Question 1: What is the proportion of individuals who purchased organic products?
▪ The variable DemClusterGroup contains collapsed levels of the variable DemCluster. Presume that, based on previous experience, you believe that DemClusterGroup is sufficient for this type of modeling effort. Set the
model role for DemCluster to Rejected.
▪ As noted above, only TargetBuy will be used for this analysis and should have a role of Target. Set the role for TargetAmt to Rejected.
▪ Finish the Organics data source definition.
▪ Add the AAEM.ORGANICS data source to the Organics diagram workspace.
▪ Add a Data Partition node to the diagram and connect it to the Data Source node. Assign 50% of the data for training and 50% for validation.
▪ Add a Decision Tree node to the workspace and connect it to the Data Partition node.
▪ Create a decision tree model autonomously. Use Decision as the model assessment statistic.

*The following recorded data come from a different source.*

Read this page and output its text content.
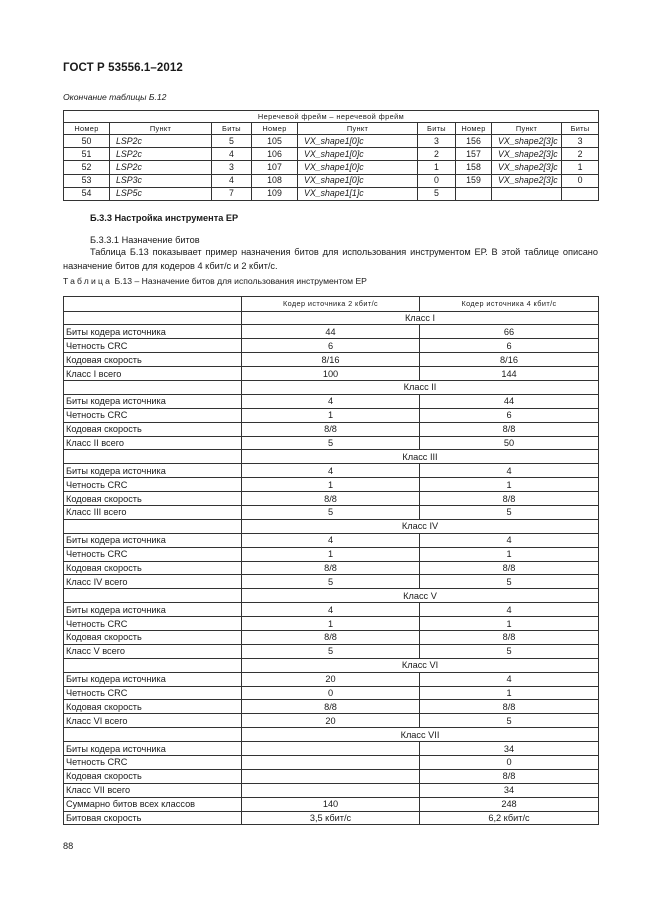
ГОСТ Р 53556.1–2012
Окончание таблицы Б.12
Неречевой фрейм – неречевой фрейм								
Номер	Пункт	Биты	Номер	Пункт	Биты	Номер	Пункт	Биты
50	LSP2c	5	105	VX_shape1[0]c	3	156	VX_shape2[3]c	3
51	LSP2c	4	106	VX_shape1[0]c	2	157	VX_shape2[3]c	2
52	LSP2c	3	107	VX_shape1[0]c	1	158	VX_shape2[3]c	1
53	LSP3c	4	108	VX_shape1[0]c	0	159	VX_shape2[3]c	0
54	LSP5c	7	109	VX_shape1[1]c	5			
Б.3.3 Настройка инструмента ЕР
Б.3.3.1 Назначение битов
Таблица Б.13 показывает пример назначения битов для использования инструментом ЕР. В этой таблице описано назначение битов для кодеров 4 кбит/с и 2 кбит/с.
Таблица Б.13 – Назначение битов для использования инструментом ЕР
	Кодер источника 2 кбит/с	Кодер источника 4 кбит/с
	Класс I	
Биты кодера источника	44	66
Четность CRC	6	6
Кодовая скорость	8/16	8/16
Класс I всего	100	144
	Класс II	
Биты кодера источника	4	44
Четность CRC	1	6
Кодовая скорость	8/8	8/8
Класс II всего	5	50
	Класс III	
Биты кодера источника	4	4
Четность CRC	1	1
Кодовая скорость	8/8	8/8
Класс III всего	5	5
	Класс IV	
Биты кодера источника	4	4
Четность CRC	1	1
Кодовая скорость	8/8	8/8
Класс IV всего	5	5
	Класс V	
Биты кодера источника	4	4
Четность CRC	1	1
Кодовая скорость	8/8	8/8
Класс V всего	5	5
	Класс VI	
Биты кодера источника	20	4
Четность CRC	0	1
Кодовая скорость	8/8	8/8
Класс VI всего	20	5
	Класс VII	
Биты кодера источника		34
Четность CRC		0
Кодовая скорость		8/8
Класс VII всего		34
Суммарно битов всех классов	140	248
Битовая скорость	3,5 кбит/с	6,2 кбит/с
88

Question 2: How many leaves are in the optimal tree?
Question 3: Which variable was used for the first split?
Question 4: What were the competing splits for this first split? That is, based on the logworth what were
the other top attributes at the second, third, and fourth place.
▪ Add a second Decision Tree node to the diagram and connect it to the Data Partition node.
▪ Create a decision tree model autonomously. Use average square error as the model assessment statistic.
Question 5: How many leaves are in the optimal tree?
Question 6: Which variable was used for the first split?
Question 7: What were the competing splits for this first split?
Submission:
1) Answers to the questions asked above.
2) In the diagram, as a last node, add a Reporter node from the Utility tab. Change the Nodes property of the Reporter
node to All. Now right click on the Reporter node and select Run. This will generate a pdf.
You should submit the above 2 items on canvas.